When you think about it, you realize this has become an annual occurrence.
So here’s Yahoo! treading over that old, tired story about how Favre didn’t think it was his job to tutor Aaron Rodgers back when the Green Bay Packers drafted him.
“I think as a starter my job is hard enough to win ball games and be a leader,” Favre said. “You’re not a babysitter. And I’m not, by no means talking about Aaron, but he’s the starter now. So the next quarterback comes in, whether he is a first-round pick or third-round pick or free agent, but they like him. Nowhere does it say that you have to take that guy under your wing and teach him the ropes. You don’t have to do anything but win ball games for whoever it is you are the starting quarterback for. Ultimately, that’s what keeps you around or doesn’t.”
That’s a solid point by Brett, but it was never really viewed in that way before. The problem for Brett is Brett. He’s viewed as selfish because, frankly, he is selfish. This stance toward Rodgers just reinforced that idea in peoples’ minds.
So while Brett is right — his concern should be about winning games — he should have had more tact when he first addressed this question.
“I’m sure I can teach him a thing or two.”

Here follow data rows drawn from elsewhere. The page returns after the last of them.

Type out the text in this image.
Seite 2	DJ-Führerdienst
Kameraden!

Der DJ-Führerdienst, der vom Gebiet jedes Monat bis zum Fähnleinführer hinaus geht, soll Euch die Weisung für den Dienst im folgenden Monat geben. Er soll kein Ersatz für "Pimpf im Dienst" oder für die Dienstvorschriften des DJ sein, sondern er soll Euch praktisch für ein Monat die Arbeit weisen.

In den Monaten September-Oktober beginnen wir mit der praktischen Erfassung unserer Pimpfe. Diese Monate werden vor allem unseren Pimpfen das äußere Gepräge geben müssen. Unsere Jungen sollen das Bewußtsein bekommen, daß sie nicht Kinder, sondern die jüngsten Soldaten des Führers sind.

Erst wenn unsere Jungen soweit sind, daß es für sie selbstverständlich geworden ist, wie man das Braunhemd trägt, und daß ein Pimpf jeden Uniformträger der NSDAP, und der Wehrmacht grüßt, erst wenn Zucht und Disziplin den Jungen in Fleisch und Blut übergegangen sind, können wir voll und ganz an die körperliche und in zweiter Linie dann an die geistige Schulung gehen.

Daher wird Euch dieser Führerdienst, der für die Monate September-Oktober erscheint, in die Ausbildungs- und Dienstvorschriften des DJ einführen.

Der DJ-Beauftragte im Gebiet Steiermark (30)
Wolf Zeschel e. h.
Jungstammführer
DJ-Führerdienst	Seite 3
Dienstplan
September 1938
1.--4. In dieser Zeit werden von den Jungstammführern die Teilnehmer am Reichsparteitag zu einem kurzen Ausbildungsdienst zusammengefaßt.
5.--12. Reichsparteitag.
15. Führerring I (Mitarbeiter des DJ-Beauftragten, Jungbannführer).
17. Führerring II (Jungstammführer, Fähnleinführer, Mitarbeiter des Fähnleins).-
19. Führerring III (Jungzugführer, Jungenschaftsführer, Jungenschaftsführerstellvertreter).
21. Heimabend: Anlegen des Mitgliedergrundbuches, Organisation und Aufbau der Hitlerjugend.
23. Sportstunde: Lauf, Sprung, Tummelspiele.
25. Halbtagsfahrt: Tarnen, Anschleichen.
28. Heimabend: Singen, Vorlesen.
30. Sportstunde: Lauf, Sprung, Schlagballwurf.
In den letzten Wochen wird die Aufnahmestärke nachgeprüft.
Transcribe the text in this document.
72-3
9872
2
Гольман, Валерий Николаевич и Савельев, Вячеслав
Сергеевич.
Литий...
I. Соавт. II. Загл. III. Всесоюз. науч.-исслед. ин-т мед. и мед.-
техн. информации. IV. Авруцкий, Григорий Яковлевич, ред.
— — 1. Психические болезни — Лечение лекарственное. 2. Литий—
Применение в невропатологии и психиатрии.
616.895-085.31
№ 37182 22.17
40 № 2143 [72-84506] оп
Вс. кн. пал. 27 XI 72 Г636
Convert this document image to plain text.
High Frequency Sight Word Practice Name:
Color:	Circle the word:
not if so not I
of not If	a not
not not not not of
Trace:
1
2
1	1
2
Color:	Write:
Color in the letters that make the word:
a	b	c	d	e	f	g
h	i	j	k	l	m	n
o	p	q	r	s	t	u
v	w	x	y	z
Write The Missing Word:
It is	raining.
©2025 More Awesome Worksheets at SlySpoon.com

That would have been a tactful response. And then Brett could have gone off and done absolutely nothing to teach Rodgers anything at all and we never would have known. But Brett Favre does not know what tact is, as we’ve witnessed so many times.
Naturally, this is the basis for the Brett Favre doesn’t like Aaron Rodgers narrative, which has also grown tiresome.
Brett, of course, insists he has no problem with Aaron.
“Aaron and I, we don’t talk all the time but I don’t talk all the time with family members,” Favre said. “It has nothing to do with him being the starting quarterback of Green Bay in spite of what people may think.
“I got no hard feelings. Why would I have hard feelings for Aaron Rodgers and why would he have hard feelings for me?”
Good question. These were just two dudes caught up in an uncomfortable situation created by their employer. They have never been, as far as we know, arch enemies.
It’s just that one of them handled that uncomfortable situation better than the other one did. Much better, as you surely know.
And so the one that didn’t handle it well gets to be the villain. He may not like that, but that’s the narrative that he created and will, at least in some part, forever be saddled with.